Quando falamos de xamanismo, falamos de um conjunto de hábitos e crenças culturais espirituais, que vêm da pré-história até aos dias de hoje, e que foram disseminados por todo o mundo por formas diversas. A compreensão do que está para além do visível apaixonou o homem, que como observador e espectador desta relação continua o invisível, tentou mostrar por imagens, fazendo a ponte no rito de desenhar a sua ligação com o Espirito do Universo e a Teia da Vida. É a cosmologia geográfica, cultural de cada local que vai dar o tom á capacidade criativa de criar tradições de religação social, comunitária e individual a esta Teia.

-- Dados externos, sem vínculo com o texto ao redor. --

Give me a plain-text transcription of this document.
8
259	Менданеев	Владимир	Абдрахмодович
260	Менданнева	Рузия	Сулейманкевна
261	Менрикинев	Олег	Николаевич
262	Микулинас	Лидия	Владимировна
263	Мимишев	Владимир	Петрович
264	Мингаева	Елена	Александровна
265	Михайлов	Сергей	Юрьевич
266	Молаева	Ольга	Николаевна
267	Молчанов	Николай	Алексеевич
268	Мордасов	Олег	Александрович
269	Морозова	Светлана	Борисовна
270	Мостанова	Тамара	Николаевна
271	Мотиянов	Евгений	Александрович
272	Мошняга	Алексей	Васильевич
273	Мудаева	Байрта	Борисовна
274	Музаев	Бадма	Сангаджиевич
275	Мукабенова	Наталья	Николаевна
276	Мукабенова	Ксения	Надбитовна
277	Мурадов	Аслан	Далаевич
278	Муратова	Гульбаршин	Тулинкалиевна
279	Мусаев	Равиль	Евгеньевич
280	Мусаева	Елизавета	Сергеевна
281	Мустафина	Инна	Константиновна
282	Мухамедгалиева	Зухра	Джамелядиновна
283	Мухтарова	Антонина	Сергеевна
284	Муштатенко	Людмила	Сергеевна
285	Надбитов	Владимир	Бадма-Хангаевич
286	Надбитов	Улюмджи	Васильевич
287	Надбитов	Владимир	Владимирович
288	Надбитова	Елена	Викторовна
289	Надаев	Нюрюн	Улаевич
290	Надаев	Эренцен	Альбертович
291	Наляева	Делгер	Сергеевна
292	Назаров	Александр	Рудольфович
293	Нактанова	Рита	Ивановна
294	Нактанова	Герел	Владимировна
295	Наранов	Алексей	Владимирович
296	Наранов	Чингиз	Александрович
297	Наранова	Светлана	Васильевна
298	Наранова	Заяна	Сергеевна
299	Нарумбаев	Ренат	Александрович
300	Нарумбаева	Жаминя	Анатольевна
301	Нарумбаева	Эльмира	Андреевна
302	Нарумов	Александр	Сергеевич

Traduzido e estudado por muitos, o que é comum a todos é a crença desta interligação do Tudo e de Todos, nesta grande Rede que é a Teia da Vida, que une planos interdimensionais e os reinos minerais, vegetais, animais, os elementos e os espíritos auxiliares e guias, que dão cor a esta Roda de Medicina que é a Terra. Cada um numa perspectiva circular onde nada está acima ou abaixo do outro, e todos têm uma perspectiva e centelha do sagrado. Para o Xamã o caminho da verdade é o do coração, vê com o coração.
As práticas xamânicas ensinam-nos que não viver bem em relação com o nosso coração e propósito de vida é o que nos mata. O xamanismo veio resgatar a ritualização da vida em todos os seus momentos. Reporta-nos ao observar para a sacralidade da acção, para a qualidade da presença, para quietude da consciência, para a expansão para além do ego e fala desta vivência do sagrado, ao vivermos conectados com a Mãe Corpo Terra que nos acolhe, sustenta, nutre e dá estrutura e palco de vivências múltiplas.Na perspectiva xamânica tudo o que vive morre e tudo o que morre vive, numa viagem circular de reciclagem eterna, a morte é parte natural da jornada da alma. Um dos ritos mais emblemáticos da iniciação xamânica é a decapitação. Este rito de passagem alquímico permeia a clara ideia que só entende a morte quem já morreu.
O fim de vida é dos limiares mais importantes e belos da vida, tal como nascer. Viver com medo deste momento, viver com medo de morrer ou na desresponsabilização deste momento, distorce a vida e rouba a morte do seu papel de aliado, de como viver bem.
Na Cosmologia que vive os mundos com uma simplicidade subtil poética, a mão direita tem a vida, a esquerda tem a morte, andam lado a lado como amantes.
No Ocidente e ao longo de muito tempo, cultivámos e cultivamos o afastamento da naturalidade do corpo, rejeitando os seus processos naturais sempre que estes nos falam da imprevisibilidade, da impermanência, do envelhecimento, da decomposição, da morte. Fazemos um mau trabalho porque não falamos do que nos confronta com a nossa própria finitude, o nosso ego sofre com estes espelhos e escamoteia formas cada vez mais mirabolantes de se afastar de si mesmo em essência.
Rejeitamos a morte, ignoramo-la, não nos atrevemos a dizer o seu nome com medo de a chamar, quando caminha sempre connosco, afastando este olhar de frente com naturalidade, retiramos também o ónus da responsabilidade da própria morte. Quem fica que feche a porta e decida. O momento da morte pode ser uma escolha, e é uma escolha poderosa, quando olhamos para este ponto de uma forma natural. O que assusta mais? Morrer ou viver mal?
O que farias hoje se sabendo que ias morrer amanhã?
A morte independentemente da crença que vivas, dos mundos que te habitem, das formas com que e como te relacionas, é um momento sagrado, e o momento e a forma como escolhemos transitar, fala muito da forma como vivemos.
Onde está o teu poder na morte? Mas antes de tudo reflecte onde está o teu poder na vida.